Enis’ul İlam adlı kitabın yazarı Muhammed Sadık Fahr’ul İslam da ilkin Hristiyanlığı ünlü papazlarından biriydi. O da Hristiyanlığın seçkin şahsiyetlerinden birinden Hz. Muhammed’in -s- gerçek kişiliğini öğrenerek o hazreti doğru tanıdıktan sonra İslam dinini benimsemiş ve aynı kitapta neden Muhammed’in -s- dinine iman ettiğini şöyle açıklamıştır:
Vatikan’da üstadım bana Hristiyanların tahrif edilmemiş iki kitap gösterdi. Bunlardan biri Yunanca ve diğeri Süryanice deri üzerine yazılmıştı. Süryani kitapta İslam Peygamberi’nden -s- Faraklit adı ile ve Yunanca kitapta da Perikatus adı ile söz edilmiş ve her iki ad Ahmed ve Muhammed olarak çevrilmiş ve İslam Peygamberi’nin tüm sıfatları ve işaretleri takdir edilerek zuhuru Hz. İsa’nın -s- dilinden müjde verilmişti.

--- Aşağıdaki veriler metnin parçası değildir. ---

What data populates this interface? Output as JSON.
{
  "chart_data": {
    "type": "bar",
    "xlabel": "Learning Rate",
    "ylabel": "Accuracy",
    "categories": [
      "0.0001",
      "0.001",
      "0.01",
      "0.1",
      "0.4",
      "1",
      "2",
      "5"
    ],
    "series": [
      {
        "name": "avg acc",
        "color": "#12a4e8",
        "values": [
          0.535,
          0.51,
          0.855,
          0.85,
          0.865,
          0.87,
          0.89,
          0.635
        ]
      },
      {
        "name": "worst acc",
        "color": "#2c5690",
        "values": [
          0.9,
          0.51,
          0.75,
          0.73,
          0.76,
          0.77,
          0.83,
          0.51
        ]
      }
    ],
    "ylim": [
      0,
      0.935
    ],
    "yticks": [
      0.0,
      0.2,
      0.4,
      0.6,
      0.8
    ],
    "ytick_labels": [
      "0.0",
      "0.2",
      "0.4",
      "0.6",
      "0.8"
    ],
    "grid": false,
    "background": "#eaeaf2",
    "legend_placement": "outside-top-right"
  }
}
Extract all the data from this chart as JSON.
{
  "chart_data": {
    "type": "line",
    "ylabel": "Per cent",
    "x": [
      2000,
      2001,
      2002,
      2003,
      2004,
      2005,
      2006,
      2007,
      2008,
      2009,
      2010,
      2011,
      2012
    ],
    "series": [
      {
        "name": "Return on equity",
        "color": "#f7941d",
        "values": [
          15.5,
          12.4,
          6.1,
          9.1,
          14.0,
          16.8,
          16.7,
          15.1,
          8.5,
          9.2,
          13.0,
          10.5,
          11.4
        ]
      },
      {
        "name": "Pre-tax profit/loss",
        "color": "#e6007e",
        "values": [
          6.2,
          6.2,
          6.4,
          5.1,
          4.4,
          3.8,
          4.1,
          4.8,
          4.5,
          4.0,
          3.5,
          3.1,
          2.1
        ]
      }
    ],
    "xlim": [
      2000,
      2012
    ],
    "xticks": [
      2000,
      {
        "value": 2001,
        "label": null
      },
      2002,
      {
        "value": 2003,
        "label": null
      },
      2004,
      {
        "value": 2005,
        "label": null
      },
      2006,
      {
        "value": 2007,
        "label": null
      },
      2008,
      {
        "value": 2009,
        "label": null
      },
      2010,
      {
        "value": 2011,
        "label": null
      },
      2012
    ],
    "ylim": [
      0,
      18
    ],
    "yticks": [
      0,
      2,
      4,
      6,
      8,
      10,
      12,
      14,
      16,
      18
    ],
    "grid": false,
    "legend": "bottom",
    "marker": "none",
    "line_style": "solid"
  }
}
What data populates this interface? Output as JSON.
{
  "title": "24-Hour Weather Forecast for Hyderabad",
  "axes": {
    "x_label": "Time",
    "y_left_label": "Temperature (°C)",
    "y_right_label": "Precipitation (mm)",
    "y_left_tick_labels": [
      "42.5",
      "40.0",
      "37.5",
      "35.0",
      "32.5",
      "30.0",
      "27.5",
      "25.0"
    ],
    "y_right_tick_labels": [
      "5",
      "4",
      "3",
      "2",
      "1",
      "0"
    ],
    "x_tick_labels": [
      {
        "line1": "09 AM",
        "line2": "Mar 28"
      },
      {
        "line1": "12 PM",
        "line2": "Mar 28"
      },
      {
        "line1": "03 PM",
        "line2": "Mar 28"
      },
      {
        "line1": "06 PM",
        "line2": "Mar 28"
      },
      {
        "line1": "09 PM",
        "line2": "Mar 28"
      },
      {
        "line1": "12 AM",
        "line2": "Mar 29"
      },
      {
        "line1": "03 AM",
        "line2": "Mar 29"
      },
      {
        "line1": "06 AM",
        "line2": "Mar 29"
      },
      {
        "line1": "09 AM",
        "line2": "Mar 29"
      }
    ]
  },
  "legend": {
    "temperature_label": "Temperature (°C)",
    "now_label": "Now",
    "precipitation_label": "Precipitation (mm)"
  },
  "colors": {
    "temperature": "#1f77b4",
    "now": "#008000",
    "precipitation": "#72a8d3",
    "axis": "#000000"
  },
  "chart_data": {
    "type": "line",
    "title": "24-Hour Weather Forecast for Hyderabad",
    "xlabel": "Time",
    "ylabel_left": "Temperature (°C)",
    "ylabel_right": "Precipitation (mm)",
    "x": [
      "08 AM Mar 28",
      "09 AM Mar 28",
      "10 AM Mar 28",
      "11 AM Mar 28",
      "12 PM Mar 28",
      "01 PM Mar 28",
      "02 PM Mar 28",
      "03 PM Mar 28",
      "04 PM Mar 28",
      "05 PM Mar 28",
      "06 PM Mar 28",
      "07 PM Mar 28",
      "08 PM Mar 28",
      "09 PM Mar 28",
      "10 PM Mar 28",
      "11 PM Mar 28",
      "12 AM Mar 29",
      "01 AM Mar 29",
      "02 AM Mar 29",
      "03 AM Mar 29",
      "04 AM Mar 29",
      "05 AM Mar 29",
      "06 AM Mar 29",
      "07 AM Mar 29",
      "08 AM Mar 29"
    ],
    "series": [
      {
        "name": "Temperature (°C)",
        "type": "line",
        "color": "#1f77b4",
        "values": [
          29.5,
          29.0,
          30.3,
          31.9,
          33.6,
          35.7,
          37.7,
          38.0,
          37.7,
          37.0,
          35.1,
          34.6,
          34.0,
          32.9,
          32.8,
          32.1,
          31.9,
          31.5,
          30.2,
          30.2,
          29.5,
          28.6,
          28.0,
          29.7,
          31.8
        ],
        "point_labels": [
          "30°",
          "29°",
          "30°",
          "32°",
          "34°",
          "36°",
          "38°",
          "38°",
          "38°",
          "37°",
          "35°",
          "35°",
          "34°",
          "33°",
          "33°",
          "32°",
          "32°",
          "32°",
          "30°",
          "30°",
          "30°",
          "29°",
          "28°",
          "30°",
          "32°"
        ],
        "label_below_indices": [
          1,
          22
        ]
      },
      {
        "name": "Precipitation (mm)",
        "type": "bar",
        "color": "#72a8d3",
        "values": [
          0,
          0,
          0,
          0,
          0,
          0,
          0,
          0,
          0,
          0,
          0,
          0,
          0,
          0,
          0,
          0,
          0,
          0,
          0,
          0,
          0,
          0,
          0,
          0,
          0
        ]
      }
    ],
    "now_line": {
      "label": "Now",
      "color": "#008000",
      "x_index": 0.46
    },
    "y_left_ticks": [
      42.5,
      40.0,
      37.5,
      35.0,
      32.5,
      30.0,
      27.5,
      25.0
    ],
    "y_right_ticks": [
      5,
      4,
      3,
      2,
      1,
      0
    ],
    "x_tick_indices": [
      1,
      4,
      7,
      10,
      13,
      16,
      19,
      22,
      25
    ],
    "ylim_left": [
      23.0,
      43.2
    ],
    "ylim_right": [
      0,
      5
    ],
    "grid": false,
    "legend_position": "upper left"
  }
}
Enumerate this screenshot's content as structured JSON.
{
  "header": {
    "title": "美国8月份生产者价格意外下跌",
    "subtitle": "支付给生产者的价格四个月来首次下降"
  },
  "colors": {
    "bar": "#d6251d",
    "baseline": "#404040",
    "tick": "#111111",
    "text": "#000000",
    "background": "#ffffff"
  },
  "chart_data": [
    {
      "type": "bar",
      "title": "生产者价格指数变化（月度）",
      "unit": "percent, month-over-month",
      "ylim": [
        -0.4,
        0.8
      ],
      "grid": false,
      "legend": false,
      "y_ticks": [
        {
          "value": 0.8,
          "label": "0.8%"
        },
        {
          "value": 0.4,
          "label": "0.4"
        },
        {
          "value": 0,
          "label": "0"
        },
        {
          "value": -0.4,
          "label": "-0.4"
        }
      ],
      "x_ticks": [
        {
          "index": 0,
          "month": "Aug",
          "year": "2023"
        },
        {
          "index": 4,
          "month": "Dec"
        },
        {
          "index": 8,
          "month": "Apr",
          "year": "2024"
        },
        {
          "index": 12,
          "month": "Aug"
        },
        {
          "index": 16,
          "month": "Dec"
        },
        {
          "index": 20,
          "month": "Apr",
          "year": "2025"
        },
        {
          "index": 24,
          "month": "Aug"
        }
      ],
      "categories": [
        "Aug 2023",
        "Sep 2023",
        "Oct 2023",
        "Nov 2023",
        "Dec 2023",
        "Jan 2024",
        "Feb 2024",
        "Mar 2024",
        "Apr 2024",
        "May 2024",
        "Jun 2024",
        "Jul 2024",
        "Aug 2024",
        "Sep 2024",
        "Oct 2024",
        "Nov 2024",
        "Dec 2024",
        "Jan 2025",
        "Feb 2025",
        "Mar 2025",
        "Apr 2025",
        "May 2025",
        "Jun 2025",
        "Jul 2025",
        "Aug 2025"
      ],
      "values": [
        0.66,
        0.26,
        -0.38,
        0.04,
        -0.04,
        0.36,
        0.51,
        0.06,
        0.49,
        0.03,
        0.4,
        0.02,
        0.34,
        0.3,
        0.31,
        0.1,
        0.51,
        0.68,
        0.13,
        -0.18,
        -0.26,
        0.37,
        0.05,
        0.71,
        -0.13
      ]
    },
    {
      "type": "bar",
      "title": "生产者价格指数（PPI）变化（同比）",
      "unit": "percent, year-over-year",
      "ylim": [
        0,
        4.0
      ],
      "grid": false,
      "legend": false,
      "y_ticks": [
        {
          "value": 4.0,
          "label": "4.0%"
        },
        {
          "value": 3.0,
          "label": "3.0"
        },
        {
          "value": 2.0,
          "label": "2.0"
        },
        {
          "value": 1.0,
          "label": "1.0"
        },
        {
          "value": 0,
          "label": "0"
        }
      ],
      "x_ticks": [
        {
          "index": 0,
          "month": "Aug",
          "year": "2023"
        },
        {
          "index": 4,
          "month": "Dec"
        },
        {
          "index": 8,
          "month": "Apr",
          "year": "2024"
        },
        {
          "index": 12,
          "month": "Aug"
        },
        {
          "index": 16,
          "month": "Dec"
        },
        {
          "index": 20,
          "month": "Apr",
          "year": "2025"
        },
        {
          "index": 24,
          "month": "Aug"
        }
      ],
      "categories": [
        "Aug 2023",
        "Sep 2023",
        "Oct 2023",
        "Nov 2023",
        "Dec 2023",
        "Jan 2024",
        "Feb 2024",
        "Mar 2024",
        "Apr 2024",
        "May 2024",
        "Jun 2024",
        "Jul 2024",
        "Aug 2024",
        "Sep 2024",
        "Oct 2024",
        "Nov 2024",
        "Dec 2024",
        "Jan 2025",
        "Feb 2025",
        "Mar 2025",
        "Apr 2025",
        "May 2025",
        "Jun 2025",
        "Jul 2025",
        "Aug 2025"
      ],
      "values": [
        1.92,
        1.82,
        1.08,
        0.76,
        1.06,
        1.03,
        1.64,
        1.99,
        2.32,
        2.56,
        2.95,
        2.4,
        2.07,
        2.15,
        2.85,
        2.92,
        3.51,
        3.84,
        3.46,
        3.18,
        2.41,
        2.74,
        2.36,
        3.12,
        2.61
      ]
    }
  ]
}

İmam Bakır’dan -s- İslam Peygamberi’nin -s- geçmiş peygamberlerin kitaplarında adı hakkında sormuşlar. Hazret şöyle buyurur:
Resulullah’ın -s- adı Suhuf-u İbrahim’de -s- Mahi (temizleyen) ve Musa’nın Tevrat’ında Hadd (mücadeleci) ve İsa’nın İncil’inde Ahmed ve Kur'an'ı Kerim’de Muhammed’dir. Sahabeden biri sordu: Bu adlardan maksat nedir? İmam Bakır -s- şöyle karşılık verir: Resulullah -s- putların yüzüne temizleyen ve putperestlik inancını yok edendir. O, Allah’tan başta tüm mabutları silmiştir. Hadd’dan maksat, o hazretin Allah ve dinina savaş açan kim olursa olsun, onunla mücadele edeceğidir. Ahmed’den maksat, Allah tealanın onu en iyi şekilde takdir ettiğidir. Ve adı, Allah teala, melekler, enbiya ve tüm ümmetler onu takdir ederek ona selam gönderdikleri için Muhammed’dir.
Gerçekte Hz. Muhammed -s- Allah’ın Resulü ve peygamberlerin sonuncusu ve en üstün ve en fadıl olanıdır ve ahiret aleminde de tüm geçmiş ümmetler peygamberleri ile birlikte son ilahi peygamber, yani Hz. Muhammed’in -s- ve İslam’ın bayrağı altında toplanacaktır.
Hz. Muhammed -s- mükemmel ve dengeli bir insanın en güzel modelidir. Tüm insanlar bir nevi yetenek ve erdemden yararlanır; ancak insaniyet gevherinin gelişmesi insanın erdemin başlangıcı ile eşgüdümlü olmasına bağlıdır. İnsan her ne kadar Allah ile eşgüdümlü olup bağlarını güçlendirirse, izzet ve erdem derecesi bir o kadar yüksek olur, zira izzet ve erdem ancak Allah nezdindedir.
Yüce kişiliğin en somut örneği olan İslam Peygamberi -s- erdemin başlangıcı ile en iyi şekilde eşgüdümlü oldu ve erdem yolunda hatta ilahi meleklerin bile ulaşamadıkları noktaya ulaştı.
Allah Resulü muazzam mucizesi Kur'an'ı Kerim ile diri ve cazip ve insan doğası ve fıtratına uygun olan ve her çağda ve her zaman ihtiyaçlarını karşılayan bir inanç armağan etti. Özgürlük, insaniyet, sevgi, insan hakları gibi günümüz zorbaların elinde birer sömürü malzemesi olan kavramlar aslında İslam Peygamberi’nin -s- çabaları ile anlam kazandı. Allah Resulü’nün -s- mesajı insanların arasında dostluk, kardeşlik ve adalettir. Bu yöntem ebediyen kalıcı olan bir yöntemdir.